Há também os momentos de diálogo com quem lê, um convite a participar mais diretamente do livro; se toda a narrativa é construída como quem está compartilhando diretamente a sua experiência, esse trecho em especial nos “puxa” para dentro da história, usando a forma para nos levar a experimentar, de maneira profunda e comovente, o conteúdo.

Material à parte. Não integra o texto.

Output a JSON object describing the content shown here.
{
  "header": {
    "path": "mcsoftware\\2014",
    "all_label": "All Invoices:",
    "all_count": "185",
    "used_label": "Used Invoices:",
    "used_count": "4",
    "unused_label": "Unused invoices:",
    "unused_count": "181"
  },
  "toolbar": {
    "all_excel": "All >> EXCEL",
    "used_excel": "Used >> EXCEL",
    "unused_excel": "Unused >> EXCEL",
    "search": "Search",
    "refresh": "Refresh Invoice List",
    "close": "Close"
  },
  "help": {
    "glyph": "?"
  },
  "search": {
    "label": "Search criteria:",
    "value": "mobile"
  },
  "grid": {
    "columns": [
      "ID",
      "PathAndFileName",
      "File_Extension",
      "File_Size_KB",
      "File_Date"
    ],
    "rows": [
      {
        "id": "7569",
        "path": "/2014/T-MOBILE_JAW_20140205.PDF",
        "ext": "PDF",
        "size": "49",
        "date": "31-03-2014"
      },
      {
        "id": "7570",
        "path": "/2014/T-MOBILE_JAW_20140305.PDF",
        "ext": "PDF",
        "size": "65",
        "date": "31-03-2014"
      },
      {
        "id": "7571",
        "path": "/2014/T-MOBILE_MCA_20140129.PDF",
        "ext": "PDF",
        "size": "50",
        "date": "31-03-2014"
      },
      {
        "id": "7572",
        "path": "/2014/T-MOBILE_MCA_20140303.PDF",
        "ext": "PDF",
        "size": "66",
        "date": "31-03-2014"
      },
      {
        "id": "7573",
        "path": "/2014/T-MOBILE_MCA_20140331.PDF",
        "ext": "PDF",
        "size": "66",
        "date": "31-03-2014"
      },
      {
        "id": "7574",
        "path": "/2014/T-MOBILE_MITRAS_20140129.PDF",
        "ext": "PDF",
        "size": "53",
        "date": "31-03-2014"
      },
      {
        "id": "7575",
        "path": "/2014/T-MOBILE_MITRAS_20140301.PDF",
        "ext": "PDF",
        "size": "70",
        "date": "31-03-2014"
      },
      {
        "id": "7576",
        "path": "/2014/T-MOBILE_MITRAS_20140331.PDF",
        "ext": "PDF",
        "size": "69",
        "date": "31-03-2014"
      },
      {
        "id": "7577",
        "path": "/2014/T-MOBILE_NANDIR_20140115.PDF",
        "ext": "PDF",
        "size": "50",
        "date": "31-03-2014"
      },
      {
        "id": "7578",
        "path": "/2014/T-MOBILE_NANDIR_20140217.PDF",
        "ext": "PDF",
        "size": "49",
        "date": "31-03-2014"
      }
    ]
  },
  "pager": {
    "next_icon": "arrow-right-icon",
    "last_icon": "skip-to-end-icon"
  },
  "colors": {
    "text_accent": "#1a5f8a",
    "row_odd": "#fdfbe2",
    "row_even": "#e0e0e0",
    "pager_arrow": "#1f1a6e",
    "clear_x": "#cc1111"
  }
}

As cenas de tortura do companheiro de cela são o auge da bestialidade. Nessa parte, o relato, muito real, tem um final extremamente eloquente, como se a pessoa torturada não fosse ninguém, nada. Impressiona também a descrição psicológica dos carcereiros e torturadores. A narrativa consegue levar o leitor para os porões da ditadura. Os torturadores, por sua vez, não são tratados como monstros. Como escreveu o Cardeal om Evaristo Arns, no prefácio de Brasil nunca mais, o torturador pode ser aquele que passa a mão na cabeça do filho do vizinho na rua. Isso dá um caráter humano às entranhas sombrias que podem habitar uma pessoa imbuída de um poder quase absoluto sobre a outra.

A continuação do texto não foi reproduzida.